[Homer's] reticence would seem to pose a challenge for the biographer, but in William R. Cross’s new—and certain to be definitive—life of the artist, the gaps in the painter’s private history are filled in by detailed accounts of people he knew and places he visited ... He constructs a reliable narrative of the artist’s movements and residences, of his friendships and financial arrangements and, most important, of his shift from fluent magazine illustrator to painter of enigmatic depictions of nature and everyday life ... Mr. Cross captures much of the artist’s achievement in his fine biography. If Homer’s reserve leads him to speculate on unknowable aspects of the artist’s life—what he might have read, whether the lifelong bachelor fell in love—his interpretation of the artwork is first-rate ... William R. Cross has a special talent for discerning details most of us overlook, and he provides a rich commentary on Homer’s technique, his influences, and even occasional submerged biographical reference, which the painter rarely allowed himself to convey. The biographer’s close attention is worthy of his subject.
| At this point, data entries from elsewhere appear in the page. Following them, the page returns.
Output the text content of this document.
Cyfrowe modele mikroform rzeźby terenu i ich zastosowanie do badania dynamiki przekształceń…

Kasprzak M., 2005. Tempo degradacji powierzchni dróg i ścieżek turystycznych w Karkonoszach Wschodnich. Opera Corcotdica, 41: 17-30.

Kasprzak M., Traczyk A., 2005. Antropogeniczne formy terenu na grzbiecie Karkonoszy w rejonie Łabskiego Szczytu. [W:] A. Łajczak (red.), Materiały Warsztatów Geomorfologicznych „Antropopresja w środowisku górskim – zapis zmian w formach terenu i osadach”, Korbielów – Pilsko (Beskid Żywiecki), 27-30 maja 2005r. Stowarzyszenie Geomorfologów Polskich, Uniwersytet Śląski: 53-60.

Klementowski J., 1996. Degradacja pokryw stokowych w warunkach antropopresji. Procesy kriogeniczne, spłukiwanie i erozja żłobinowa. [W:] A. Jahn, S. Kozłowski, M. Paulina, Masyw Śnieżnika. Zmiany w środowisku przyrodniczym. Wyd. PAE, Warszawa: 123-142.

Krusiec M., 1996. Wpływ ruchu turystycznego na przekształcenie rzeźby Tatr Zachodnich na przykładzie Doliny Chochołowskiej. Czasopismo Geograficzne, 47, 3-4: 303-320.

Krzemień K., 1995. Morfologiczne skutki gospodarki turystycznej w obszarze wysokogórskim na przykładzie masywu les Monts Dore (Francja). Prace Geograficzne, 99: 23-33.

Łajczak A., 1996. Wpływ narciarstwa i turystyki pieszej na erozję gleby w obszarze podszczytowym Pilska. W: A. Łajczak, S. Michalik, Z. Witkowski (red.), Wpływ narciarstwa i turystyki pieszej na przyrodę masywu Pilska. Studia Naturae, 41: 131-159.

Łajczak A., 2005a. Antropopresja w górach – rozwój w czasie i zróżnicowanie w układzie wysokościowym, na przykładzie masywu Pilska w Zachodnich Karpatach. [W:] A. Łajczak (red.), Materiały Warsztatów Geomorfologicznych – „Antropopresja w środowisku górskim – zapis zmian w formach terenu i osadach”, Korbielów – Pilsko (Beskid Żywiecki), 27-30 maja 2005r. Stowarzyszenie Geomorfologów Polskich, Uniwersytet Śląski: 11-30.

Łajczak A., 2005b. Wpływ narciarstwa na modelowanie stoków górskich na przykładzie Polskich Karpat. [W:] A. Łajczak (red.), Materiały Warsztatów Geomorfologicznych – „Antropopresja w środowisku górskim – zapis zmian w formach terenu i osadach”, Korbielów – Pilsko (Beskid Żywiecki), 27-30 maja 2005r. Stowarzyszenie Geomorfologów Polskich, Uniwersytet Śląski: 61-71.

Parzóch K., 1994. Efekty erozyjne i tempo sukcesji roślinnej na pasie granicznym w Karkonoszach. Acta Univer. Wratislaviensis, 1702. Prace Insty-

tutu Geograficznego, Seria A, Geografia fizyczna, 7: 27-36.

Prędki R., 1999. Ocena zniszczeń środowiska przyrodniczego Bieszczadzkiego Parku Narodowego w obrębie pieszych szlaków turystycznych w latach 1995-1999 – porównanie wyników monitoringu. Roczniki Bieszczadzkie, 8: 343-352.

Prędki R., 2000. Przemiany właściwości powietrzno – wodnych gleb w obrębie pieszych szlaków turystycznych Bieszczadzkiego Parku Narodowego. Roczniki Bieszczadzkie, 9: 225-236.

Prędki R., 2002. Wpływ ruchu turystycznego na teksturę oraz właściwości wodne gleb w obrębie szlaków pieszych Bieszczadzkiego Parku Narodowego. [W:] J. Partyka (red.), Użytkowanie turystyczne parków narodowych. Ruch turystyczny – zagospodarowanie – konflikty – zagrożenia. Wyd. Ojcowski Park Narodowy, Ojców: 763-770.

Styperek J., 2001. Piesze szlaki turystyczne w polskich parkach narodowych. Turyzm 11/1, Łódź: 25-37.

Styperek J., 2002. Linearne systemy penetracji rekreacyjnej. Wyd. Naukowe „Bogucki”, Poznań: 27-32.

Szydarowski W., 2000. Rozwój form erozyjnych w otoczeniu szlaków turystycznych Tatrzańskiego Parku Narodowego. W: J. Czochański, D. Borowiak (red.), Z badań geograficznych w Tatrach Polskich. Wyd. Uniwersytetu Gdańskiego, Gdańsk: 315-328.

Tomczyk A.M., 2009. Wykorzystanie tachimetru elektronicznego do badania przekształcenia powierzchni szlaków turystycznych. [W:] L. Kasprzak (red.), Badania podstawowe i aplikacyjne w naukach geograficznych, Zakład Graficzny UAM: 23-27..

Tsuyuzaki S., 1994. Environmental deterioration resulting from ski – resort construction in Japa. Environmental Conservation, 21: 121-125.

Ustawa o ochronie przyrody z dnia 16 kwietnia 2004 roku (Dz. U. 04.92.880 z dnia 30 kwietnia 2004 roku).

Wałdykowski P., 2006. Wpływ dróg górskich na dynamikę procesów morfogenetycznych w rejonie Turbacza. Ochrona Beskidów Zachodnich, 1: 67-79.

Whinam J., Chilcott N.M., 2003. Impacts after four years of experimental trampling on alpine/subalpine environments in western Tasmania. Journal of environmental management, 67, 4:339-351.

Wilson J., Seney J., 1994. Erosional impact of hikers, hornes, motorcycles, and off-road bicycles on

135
Cross’s scrupulous new book is devoted to Homer as both man and artist and is largely a pleasure to read, despite the inevitable difficulties of the subject: call him repressed; call him, as Cross does, 'a misfit by nature' or even a 'human periscope,' who liked to observe others without being seen. Cross tries to circumvent these difficulties by placing the life in a wider context, particularly in Homer’s early years ... How the young man managed such personal and political discord is unknown. Cross, whose scruples sometimes lead to a Homer-like reticence, refuses even to ask questions ... Cross seeks to provide a wider context, and while the material remains thin, one is grateful for every scrap that shows Homer living as a painter among painters ... Cross’s portrayal of Homer, as contemporary as the Met’s, emphasizes his 'empathy with Blacks and Native Americans.' The latter part of the statement is not untrue, although Homer’s contact with Native Americans was limited: a Montaukett chief on Long Island whom he met (and painted) in 1874—Cross relates that Homer’s wealthy uncle swindled the tribe out of land—and Indigenous guides hired to lead a fishing trip he took with his older brother in Quebec, people whose work in making canoes he documented and admired. These paintings have never been well known, and Cross’s contribution here is particularly fresh.
Cross’s book...is a hefty, traditional 'life of.' Not particularly interested in investigating systemic power and privilege, Cross draws out aspects of life that may have figured more consciously in Homer’s own mind, acknowledging without contempt, for instance, Homer’s pragmatic approach to business ... Cross also gives substantial space to religion ... There are still huge holes, including the nature, or even existence, of Homer’s love life ... Cross alerts us to the theories, but warns that there are only 'a few shreds of evidence' of any specific sexual dalliance ... Art-historical queries run into similar dead ends ... The tale chugs along on a track of 'would haves' and 'must haves'.
William R. Cross...demonstrates that Homer emerged as a storyteller of enormous power and subtlety in a period — the 1860s — when America was casting around for the right story to tell about itself ... It is fun to be reminded, in Cross’s biography, of all the criticism that came Homer’s way.
This low-key radical was overdue for a thorough, historically anchored reconsideration, which Cross provides with skill, insight, and precision ... Cross reveals how Homer’s radiant and dramatic paintings are also shaped by profound questions about humankind’s place in the glory of nature. As Cross chronicles Homer’s sojourns in New York, England, the Caribbean, the Adirondacks, and Maine, he provides deep readings of Homer’s ever-evolving, daring works and tracks their often-insensitive reception. With plentiful color reproductions, Cross’s meticulous, vivid, and revelatory biography transforms our appreciation for this quietly steadfast and subtly trailblazing artist.
Vivid storytelling melds with exuberant analysis in this sweeping look at a canonical American artist’s vibrant life ... Cross follows Homer’s artistic quest—from his early commercial pictorial wood print drawings in the mid-1850s to the solemn portraits he published in Harper’s Weekly during the Civil War, to the vivid rendering of natural landscapes that became synonymous with his name. Cross draws insightful connections between Homer’s life events and his works ... No stone in Homer’s life is left unturned nor brushstroke of deliberately placed light left unexplored under Cross’s meticulous eye. While occasionally dense, the rich descriptions and reproductions of Homer’s art will beckon readers along. Art connoisseurs will want to make room on their shelves for this definitive guide to a great American artist.
A rich biography of the towering artist who captured the realities of 19th-century America ... Drawing on abundant scholarship and archival sources, Cross chronicles in vibrant detail the career, travels, friendships, and prolific output of Winslow Homer ... Cross speculates about what the artist 'may have' or 'appears to have' done or felt. But the author is so deeply cognizant of 19th-century art, history, and material culture that his inferences are thoroughly persuasive ... This deeply contextualized portrait features more than 400 images, including maps drawn specifically for this volume. Gracefully written, empathetic, and authoritative.